Edward Bulwer-Lytton: The Last Days of Pompeii

BOOK THE FIRST
6. Chapter VI (continued)

'Ever mayst thou think thus, Ione--ever be your pure heart your unerring guide! Happy it had been for Greece if she had given to the chaste the same intellectual charms that are so celebrated amongst the less worthy of her women. No state falls from freedom--from knowledge, while your sex smile only on the free, and by appreciating, encourage the wise.'

Arbaces was silent, for it was neither his part to sanction the sentiment of Glaucus, nor to condemn that of Ione, and, after a short and embarrassed conversation, Glaucus took his leave of Ione.

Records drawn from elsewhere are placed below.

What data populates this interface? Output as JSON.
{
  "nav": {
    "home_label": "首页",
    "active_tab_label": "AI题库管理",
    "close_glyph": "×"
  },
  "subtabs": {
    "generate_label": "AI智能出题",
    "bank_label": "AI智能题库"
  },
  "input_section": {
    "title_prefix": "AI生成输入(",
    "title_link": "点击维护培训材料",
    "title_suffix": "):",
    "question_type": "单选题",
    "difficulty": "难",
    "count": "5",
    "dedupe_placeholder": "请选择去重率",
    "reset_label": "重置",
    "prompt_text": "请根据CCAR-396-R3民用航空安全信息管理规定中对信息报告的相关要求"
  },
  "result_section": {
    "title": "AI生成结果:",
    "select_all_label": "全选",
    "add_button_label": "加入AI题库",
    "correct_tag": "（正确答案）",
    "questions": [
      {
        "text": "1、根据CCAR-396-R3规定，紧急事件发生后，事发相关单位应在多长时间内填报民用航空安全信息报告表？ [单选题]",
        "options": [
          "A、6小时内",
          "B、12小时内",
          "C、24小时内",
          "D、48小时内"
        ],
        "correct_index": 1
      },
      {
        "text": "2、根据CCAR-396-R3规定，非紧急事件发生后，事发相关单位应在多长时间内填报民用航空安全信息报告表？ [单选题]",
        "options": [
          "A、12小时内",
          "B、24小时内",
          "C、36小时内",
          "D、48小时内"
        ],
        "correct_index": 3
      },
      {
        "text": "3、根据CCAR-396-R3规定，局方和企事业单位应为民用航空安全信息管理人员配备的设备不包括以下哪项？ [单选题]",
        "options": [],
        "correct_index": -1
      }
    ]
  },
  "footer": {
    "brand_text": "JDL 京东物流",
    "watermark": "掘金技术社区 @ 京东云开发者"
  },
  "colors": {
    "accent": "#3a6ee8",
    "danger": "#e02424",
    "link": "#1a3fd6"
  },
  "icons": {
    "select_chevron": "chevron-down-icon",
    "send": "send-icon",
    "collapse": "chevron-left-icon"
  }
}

When he was gone, Arbaces, drawing his seat nearer to the fair Neapolitan's, said in those bland and subdued tones, in which he knew so well how to veil the mingled art and fierceness of his character:

'Think not, my sweet pupil, if so I may call you, that I wish to shackle that liberty you adorn while you assume: but which, if not greater, as you rightly observe, than that possessed by the Roman women, must at least be accompanied by great circumspection, when arrogated by one unmarried. Continue to draw crowds of the gay, the brilliant, the wise themselves, to your feet--continue to charm them with the conversation of an Aspasia, the music of an Erinna--but reflect, at least, on those censorious tongues which can so easily blight the tender reputation of a maiden; and while you provoke admiration, give, I beseech you, no victory to envy.'

'What mean you, Arbaces?' said Ione, in an alarmed and trembling voice: 'I know you are my friend, that you desire only my honour and my welfare. What is it you would say?'

'Your friend--ah, how sincerely! May I speak then as a friend, without reserve and without offence?'

'I beseech you do so.'

'This young profligate, this Glaucus, how didst thou know him? Hast thou seen him often?' And as Arbaces spoke, he fixed his gaze steadfastly upon Ione, as if he sought to penetrate into her soul.